Get autodiff working #2

rodluger · 2018-02-26T00:42:27Z

Ultimately we want to use starry for inference, so having analytic derivatives of the light curve will be super useful.

ericagol · 2018-04-26T00:59:53Z

I got autodiff working on the s_n(r,b) components. I just finished coding up the s_n function in Julia, and I implemented autodiff using the ForwardDiff package. I haven't added analytic derivatives of the elliptic integrals: ForwardDiff diffs those as well.

I still haven't gotten the transformation and rotation matrices computed, but these should be straightforward.

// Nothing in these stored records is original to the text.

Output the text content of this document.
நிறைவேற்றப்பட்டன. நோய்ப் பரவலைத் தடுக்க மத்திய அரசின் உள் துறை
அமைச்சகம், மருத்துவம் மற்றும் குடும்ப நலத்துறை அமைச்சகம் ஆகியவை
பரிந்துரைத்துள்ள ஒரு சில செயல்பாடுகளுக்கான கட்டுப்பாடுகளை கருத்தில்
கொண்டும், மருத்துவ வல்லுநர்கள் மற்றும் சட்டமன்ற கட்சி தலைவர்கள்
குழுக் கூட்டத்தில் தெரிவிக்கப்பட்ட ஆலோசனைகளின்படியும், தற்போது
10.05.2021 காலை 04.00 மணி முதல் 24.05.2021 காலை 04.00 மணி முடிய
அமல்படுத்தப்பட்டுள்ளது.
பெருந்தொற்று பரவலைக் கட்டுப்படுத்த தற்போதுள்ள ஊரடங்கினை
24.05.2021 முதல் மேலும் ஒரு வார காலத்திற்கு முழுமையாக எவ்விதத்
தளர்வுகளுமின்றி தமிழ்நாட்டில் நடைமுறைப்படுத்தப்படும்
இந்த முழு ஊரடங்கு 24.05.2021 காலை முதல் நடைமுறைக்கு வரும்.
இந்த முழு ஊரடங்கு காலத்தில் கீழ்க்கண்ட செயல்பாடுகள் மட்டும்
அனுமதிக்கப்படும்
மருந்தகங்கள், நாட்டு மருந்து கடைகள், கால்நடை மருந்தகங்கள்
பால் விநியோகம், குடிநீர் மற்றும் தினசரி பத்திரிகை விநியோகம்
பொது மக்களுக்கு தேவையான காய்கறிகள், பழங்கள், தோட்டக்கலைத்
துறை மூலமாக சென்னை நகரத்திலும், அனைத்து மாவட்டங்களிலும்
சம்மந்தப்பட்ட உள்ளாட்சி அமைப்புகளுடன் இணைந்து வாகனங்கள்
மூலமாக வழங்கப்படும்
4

rodluger · 2018-04-26T01:20:34Z

Fantastic! @dfm and I are going to try to get that working in C++ on Friday.

…

On Wed, Apr 25, 2018, 9:59 PM Eric Agol ***@***.***> wrote: I got autodiff working on the s_n(r,b) components. I just finished coding up the s_n function in Julia, and I implemented autodiff using the ForwardDiff package. I still haven't gotten the transformation and rotation matrices computed, but these should be straightforward. — You are receiving this because you were assigned. Reply to this email directly, view it on GitHub <#2 (comment)>, or mute the thread <https://github.com/notifications/unsubscribe-auth/AI5FK0oQx6XifoQ-VTWVNWUV0C0WCAqoks5tsRwKgaJpZM4SSiiw> .

rodluger · 2018-04-26T10:38:47Z

@ericagol Can you create a julia folder in the top level of the repository and place your code in there?

ericagol · 2018-04-26T17:39:48Z

Yes. I just created a folder called julia/ at the top level of the repo where I placed this code and a preliminary README.md.

rodluger · 2018-04-26T17:41:13Z

Great, thanks!

rodluger · 2018-05-01T18:44:29Z

@dfm Autodiff is working beautifully! Thanks for the help.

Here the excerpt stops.